Les effets du changement climatique concernent l’ensemble des habitants de notre planète

Les effets du changement climatique concernent l’ensemble des habitants de notre planète ; Et même si nous vivons dans un continent plus épargné que d’autres, nous constatons tous les jours les effets du dérèglement climatique avec des tornades assez fréquentes, de fortes inondations ou la fonte progressive des glaciers dans les Alpes et les Pyrénées. Que ce soit en France ou dans l’hémisphère sud, des citoyens ne peuvent plus rester chez eux : extrêmes chaleurs et submersion des côtes comme ça a été le cas récemment à Ajaccio et à La Rochelle ou plus récemment dans le Pas-De-Calais. La disparition des îles comme les îles Tuvalu dans le Pacifique ou les Maldives sont annoncées dans un délai très proche, Le dérèglement climatique aggrave les famines dans le sahel etc.. Parce que si jusqu’à présent 20 millions migrent pour trouver de quoi vivre, ils seront 10 fois plus en 2050 à cause des conditions climatiques !
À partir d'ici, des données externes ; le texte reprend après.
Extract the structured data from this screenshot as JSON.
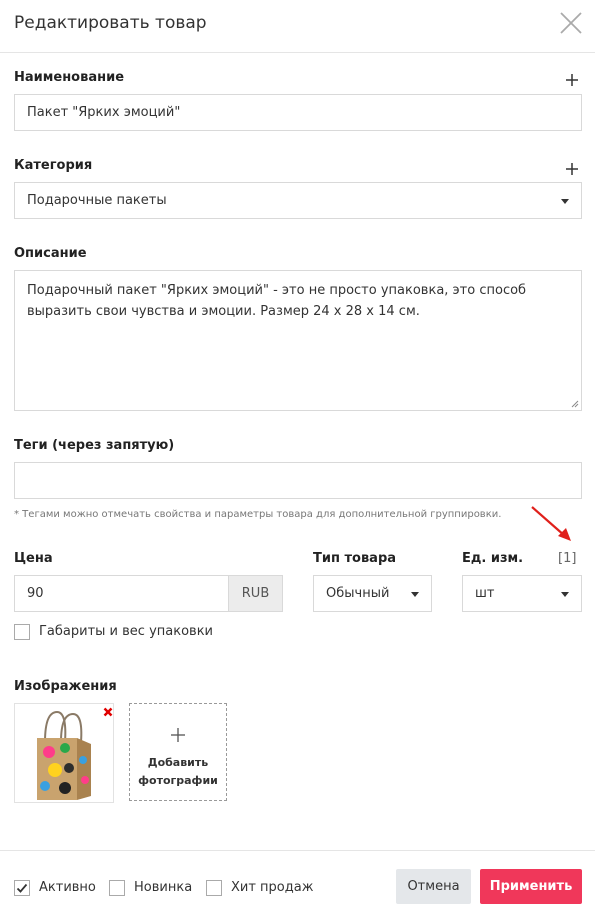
{
  "dialog": {
    "title": "Редактировать товар"
  },
  "name": {
    "label": "Наименование",
    "value": "Пакет \"Ярких эмоций\""
  },
  "category": {
    "label": "Категория",
    "value": "Подарочные пакеты"
  },
  "description": {
    "label": "Описание",
    "line1": "Подарочный пакет \"Ярких эмоций\" - это не просто упаковка, это способ",
    "line2": "выразить свои чувства и эмоции. Размер 24 x 28 x 14 см."
  },
  "tags": {
    "label": "Теги (через запятую)",
    "value": "",
    "hint": "* Тегами можно отмечать свойства и параметры товара для дополнительной группировки."
  },
  "price": {
    "label": "Цена",
    "value": "90",
    "currency": "RUB"
  },
  "product_type": {
    "label": "Тип товара",
    "value": "Обычный"
  },
  "unit": {
    "label": "Ед. изм.",
    "value": "шт",
    "count_badge": "[1]"
  },
  "package": {
    "label": "Габариты и вес упаковки",
    "checked": false
  },
  "images": {
    "label": "Изображения",
    "add_line1": "Добавить",
    "add_line2": "фотографии"
  },
  "footer": {
    "active_label": "Активно",
    "active_checked": true,
    "new_label": "Новинка",
    "new_checked": false,
    "hit_label": "Хит продаж",
    "hit_checked": false,
    "cancel": "Отмена",
    "apply": "Применить"
  },
  "colors": {
    "primary": "#f0375a",
    "annotation": "#e0201b",
    "remove": "#e00000"
  }
}
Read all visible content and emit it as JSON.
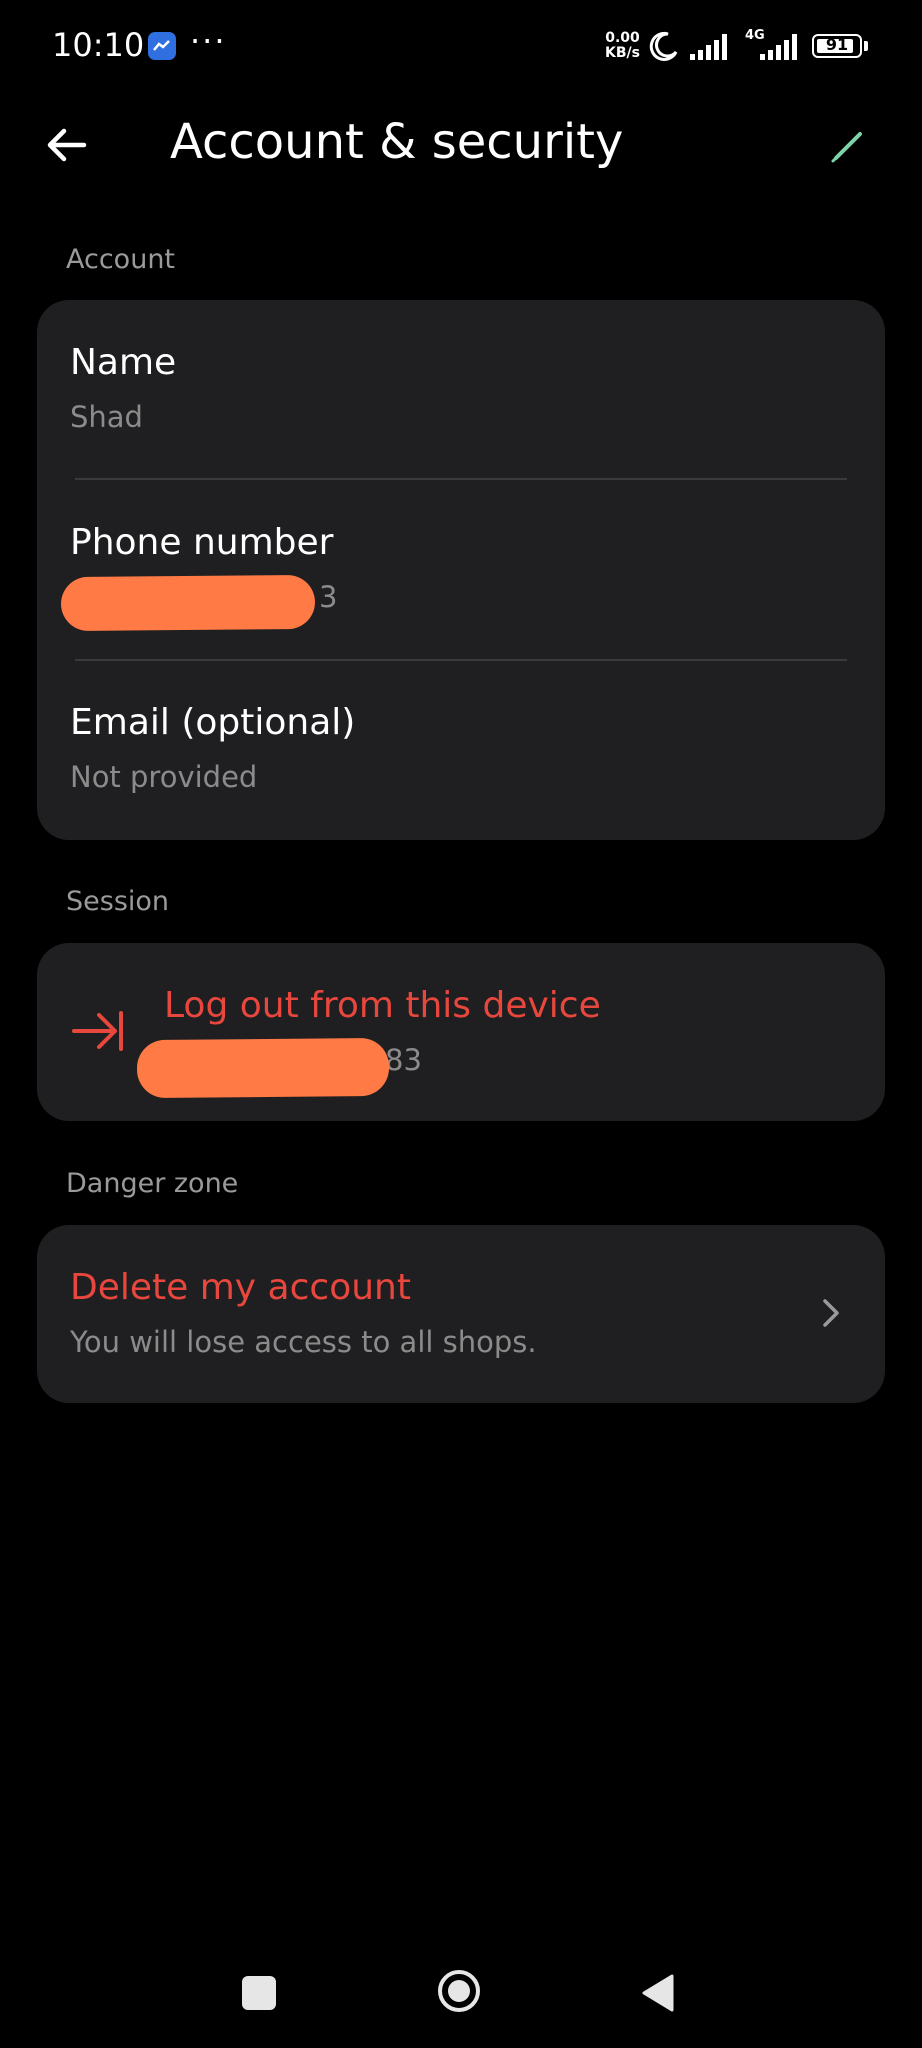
{
  "status_bar": {
    "time": "10:10",
    "speed_value": "0.00",
    "speed_unit": "KB/s",
    "network": "4G",
    "battery": "91",
    "battery_level": 0.91
  },
  "header": {
    "title": "Account & security",
    "back_icon": "arrow-left-icon",
    "edit_icon": "pencil-icon"
  },
  "account": {
    "label": "Account",
    "name_title": "Name",
    "name_value": "Shad",
    "phone_title": "Phone number",
    "phone_value_visible": "3",
    "email_title": "Email (optional)",
    "email_value": "Not provided"
  },
  "session": {
    "label": "Session",
    "logout_title": "Log out from this device",
    "logout_value_visible": "83",
    "logout_icon": "logout-icon"
  },
  "danger": {
    "label": "Danger zone",
    "delete_title": "Delete my account",
    "delete_subtitle": "You will lose access to all shops.",
    "chevron_icon": "chevron-right-icon"
  },
  "colors": {
    "background": "#000000",
    "card": "#1f1f21",
    "danger_red": "#e8473d",
    "redaction": "#ff7a45",
    "edit_accent": "#7fd3a8"
  }
}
Or les déplacés pour raisons climatiques ne sont pas reconnus. Le pacte européen sur la migration et l’asile présenté par la commission européenne en 2020 a été adopté partiellement en décembre 2023 par le parlement européen ouvrant les négociations avec le conseil de l’Europe pour fixer les détails.

Mais rien ne concerne les déplacés pour raisons climatiques. Selon François Gemenne, politologue et chercheur belge, enseignant à l’Institut d’études politiques de Paris et directeur de l’Observatoire Hugo dédié aux migrations « L’enjeu du changement climatique est la capacité d’agir non pour nous-mêmes mais pour les autres sans voir de bénéfices immédiats dans notre pays ; on doit œuvrer à l’émergence d’une communauté mondiale ! nous l’avons déjà vécu avec l’exemple de la sécurité sociale : on cotise dans un système qui bénéficie à d’autres qui en ont besoin et que l’on ne connait pas ! L’empreinte humaine est une force de transformation de la planète qui a cassé les équilibres planétaires ; le concept d’anthropocène est un principe de gouvernement qui place tous les humains sur un pied d’égalité avec le déséquilibre lié à l’histoire industrielle et coloniale qui a fait que la majorité des humains est victime et non responsable ! on pourrait parler de capitalocène »

François Gemmene ouvre des questions qui nous intéressent fortement :

  • Rapport à l’universel et à la solidarité dont parlait Kant : oui mais quels sont les moyens de pressions pour exercer la solidarité ? passer de l’international ( l’entre soi des nations) au global (climat, migrations, pandémies) ! les pays industrialisés doivent reconnaître les pertes dans les pays du sud et les indemniser ! entrer dans une communauté mondiale en abandonnant une partie de sa souveraineté : les actions pour le climat vont dans le bon sens mais celles pour  les migrations vont dans le mauvais sens ! en témoignent la loi scélérate proposée par le ministre de l’intérieur votée par l’extrême droite et le pacte européen sur la migration et l’asile.
  • Justice réparatrice nécessaire : reconnaitre les responsabilités et s’engager à indemniser (COP 27, conférence de Charm-el-Cheikh et COP 28 avec un montant dérisoire, une aumône !)
  • Penser global/agir local : ancrer l’universalisme dans le local sans utiliser le national avec ses frontières, entraînant un renouvellement nécessaire des formes démocratiques (Bruno Latour)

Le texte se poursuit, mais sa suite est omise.